FRANK constitue le troisième chapitre d’une trilogie conçue par la chorégraphe Cherish Menzo entre 2019 et 2025. La distorsion est le leitmotiv des trois œuvres, mise en place en premier lieu dans le solo JEZEBEL de Menzo, puis dans le duo DARKMATTER, et désormais explorée dans FRANK, une pièce pour quatre interprètes. Semblable à la technique « Chopped & Screwed » employée dans le hip-hop, la distorsion se révèle être une méthode, voire une tactique, par laquelle Menzo génère des images et des mouvements qui défient les représentations stéréotypées des corps noirs. Dans FRANK, Menzo pousse plus loin son étude de la manière dont de telles images en viennent à être produites et disséminées, s’intéressant spécifiquement à la figure du monstre. La trilogie dans son ensemble montre l’attention assidue que Menzo porte à comment la perception –à la fois visuelle et somatique– est informée et, par conséquent, peut être déformée, dans le but de voir et de sentir autrement.

D’après le philosophe Báyò Akómoláfé (1) « La Noirceur est indéfiniment associée à la monstruosité ». En effet, la généalogie raciale du monstre a été tracée par la modernité blanche. Cependant, le monstre, soutient Akómoláfé, n’est pas «un quoi» – l’image immuable du mal inhérent. Le monstre est plutôt « un comment » : il est « le programme qui se cache au sein de l’image, l’anamorphose de l’image qui apparaît » (2). Le monstre est une «technologie multiculturelle» (3), qui opère en tant que critique de la subjectivité visant à maintenir les identités statiques et formatées, selon un soi-disant ordre «naturel». Par conséquent, le monstre est effectivement une perturbation, une faille, qui ne cherche pas, comme le voudraient les idées reçues, à détruire, mais à transformer par le biais de la tromperie, de la surprise et de la supercherie.

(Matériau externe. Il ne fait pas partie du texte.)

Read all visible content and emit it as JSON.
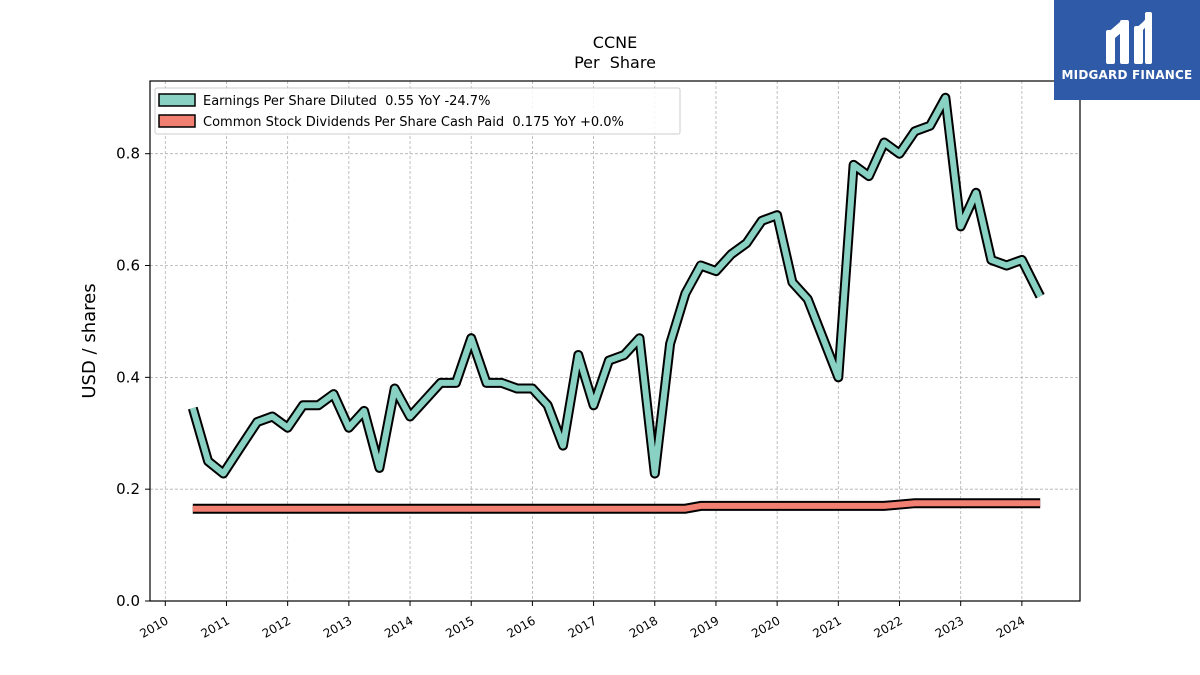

Le monstre est un agent de la distorsion.

Dans un sens, FRANK met en scène la distorsion en action, et les interprètes –Menzo, en compagnie de Omagbitse Omagbemi, Mulunesh, et Malick Cissé– en sont les agent·es. Dans la lignée de la philosophie de Akómoláfé, ces agent·es n’incarnent pas des monstres sur scène ni ne jouent la monstruosité, comme on pourrait s’y attendre d’une pièce au titre évoquant l’œuvre de Mary Shelley, Frankenstein, or the Modern Prometheus (1818). Vêtu·es d’imperméables noirs aux capuches tirées sur la tête, ces agent·es sont chargé·es d’une mission qu’iels annoncent d’emblée : « La représentation de ce soir nous mène en coulisse pour assister en direct à la création, du début à la fin, d’une concoction d’imaginaires construite autour de l’effrayant. FRANK n’existe pas. FRANK est imaginaire, une affabulation tramée, créée expressément pour un moment choisi dans le temps.» Ainsi, ces agent·es anonymes, en quelque sorte des narrateur·rices, nous entraînent vers le fonctionnement interne de l’horreur, terrain toujours déjà adjacent à celui du désir.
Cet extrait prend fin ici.